Now I know what all those people were talking about—the ones I wanted to be like. It’s true. Once I wholeheartedly accepted my life, my challenging situation, and admitted I was powerless over all people, places and things and breathed out, there I was. It wasn’t a load of BS after all. Not saying I haven’t had to put some work in over this past month to embrace the lifestyle. My days are filled with work and life and my daughter. The work I put in includes mediating every day, breathing when I’m not sure I’m breathing anymore, and constantly asking my body, my gut, is this what I’m supposed to be doing?
It’s amazing what has come my way! The work I need, the finances I need, the friendships that I thought I would never have. But somewhere deep down inside, I keep waiting, like I always have, for something bad to happen. For mania to overpower my balance, or for a deep depression to crush me. I’m finding though that it is different this time. Every second I dedicate to just accepting what is going on, things go in the right direction. Funny thing I realized is that nothing has changed in my life. My divorce is still a disaster, I’m always having to look for work and wonder where the next paycheck is coming from. But it is all easier now. I know that if I trust my gut, and follow the direction it leads me, that everything is easier to take.
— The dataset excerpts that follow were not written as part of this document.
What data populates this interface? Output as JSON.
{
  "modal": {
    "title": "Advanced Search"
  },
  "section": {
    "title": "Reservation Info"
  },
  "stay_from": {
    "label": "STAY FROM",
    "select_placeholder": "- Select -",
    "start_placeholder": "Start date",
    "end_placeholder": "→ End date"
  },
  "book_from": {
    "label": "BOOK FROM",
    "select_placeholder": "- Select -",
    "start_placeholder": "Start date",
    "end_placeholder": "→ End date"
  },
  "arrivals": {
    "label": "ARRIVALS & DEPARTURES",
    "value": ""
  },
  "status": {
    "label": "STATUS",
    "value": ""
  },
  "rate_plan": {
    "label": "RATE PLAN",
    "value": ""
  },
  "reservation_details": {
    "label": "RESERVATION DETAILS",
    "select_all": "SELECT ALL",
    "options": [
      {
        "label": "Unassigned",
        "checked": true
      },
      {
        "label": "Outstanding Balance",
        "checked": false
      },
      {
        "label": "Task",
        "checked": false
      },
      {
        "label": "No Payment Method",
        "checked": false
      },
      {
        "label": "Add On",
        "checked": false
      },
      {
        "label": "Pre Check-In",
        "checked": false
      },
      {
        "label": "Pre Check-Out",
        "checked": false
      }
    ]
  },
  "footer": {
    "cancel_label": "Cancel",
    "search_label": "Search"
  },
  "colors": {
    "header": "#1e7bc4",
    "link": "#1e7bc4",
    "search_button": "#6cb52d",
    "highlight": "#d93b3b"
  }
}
A couple of my really good friends lately have been a beacon of support. They are the kind of people who truly embody the following the universe vibe. And every time I doubt my myself, they remind me that everything happens for a reason and that I can learn from every minute of my life. If my car breaks down, it happened for a reason and what follows was something that was supposed to be. If I have low funds in my bank account and am not sure how I am going to pay bills, then that is where I am supposed to be for the next big lead to enter my life. If I run into a neighbor at an inopportune time who wants to chat for longer than I have time for, then there is something in that conversation I am going to need to hear in order to lead me through my day. And they are right.
I usually write about how things are hard, how my bipolar is challenging and how I fight. For the first time I feel I can confidently share how my life has clicked into place. It isn’t always about just trying to accept the big things in life that can change us. It is about accepting every single second of my day as it comes that has made my life so much easier. When I dread about what the next wave of depression will bring, I just accept that I’m worried about it, and I move on. When I’m worried about money, I just accept where I am, and I move on. So far, every time I accept and breathe and let it go, my anxiety and worry just melt away.
Maybe I’ve found that essential key in life, for me at least, that is going to pave my way to a better life. One that I can actually enjoy. And I am definitely not fighting this one! If acceptance of all things big and small is the key to a better life, I’m going to seize it and roll with it. Going through a horrible divorce has put a tight clamp on my life for long enough. I am ready to take joy in every day I have my daughter with me. And I am ready to let the universe bring me the love and support I need from new friends. And I am ready to put the pedal to the metal on the career that I love. I’m ready to remove bipolar from the driving seat.